L’épigénétique : définition

L’épigénétique se définit par l’étude des changements modifiant l’expression des gènes sans mutation de l’ADN. Des changements héritables et réversibles (contrairement aux mutations qui affectent la séquence d’ADN) qui se transmettent en dehors des gènes, en fonction du contexte.

En matière d'évolution l'épigénétique permet d'expliquer comment des traits peuvent être acquis, éventuellement transmis d'une génération à l'autre ou encore perdus après avoir été hérités. « L'adaptation d'une espèce à son environnement est selon Joël de Rosnay en 2011 « la grande révolution de la biologie de ces 5 dernières années »  car elle démontre que notre comportement agit sur l'expression de nos gènes.
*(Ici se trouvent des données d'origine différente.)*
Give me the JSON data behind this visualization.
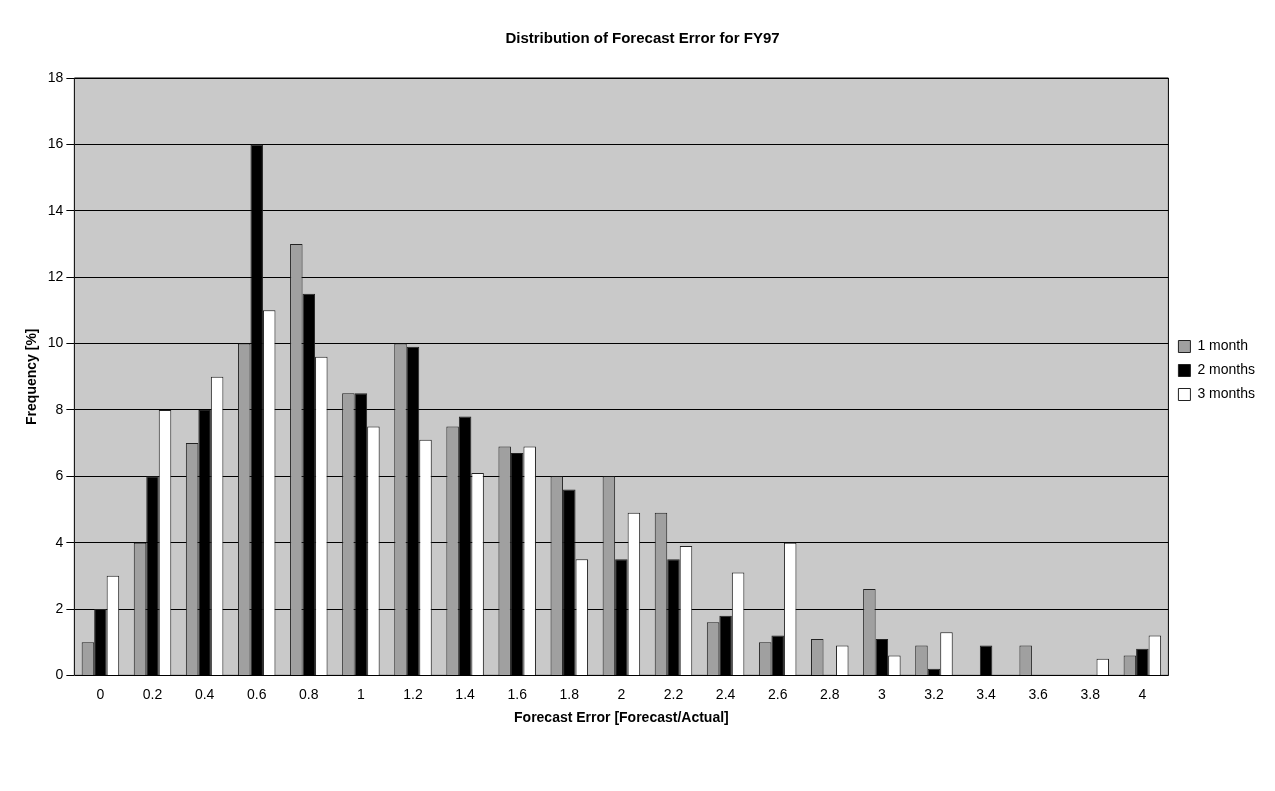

« L'épigénétique est l'étude des changements d'activité des gènes — donc des changements de caractères — qui sont transmis au fil des divisions cellulaires ou des générations sans faire appel à des mutations de l'ADN. » Vincent Colot

Par exemple, une même larve d'abeille deviendra une reine ou une ouvrière en fonction de la façon dont elle est nourrie, et un même œuf de tortue peut éclore en mâle ou femelle en fonction de la température. Il s'agit bien de l’expression du même code génétique global, mais des facteurs environnementaux ont sélectionné une expression plutôt qu'une autre, chacune étant disponible dans la « base de donnée » génétique.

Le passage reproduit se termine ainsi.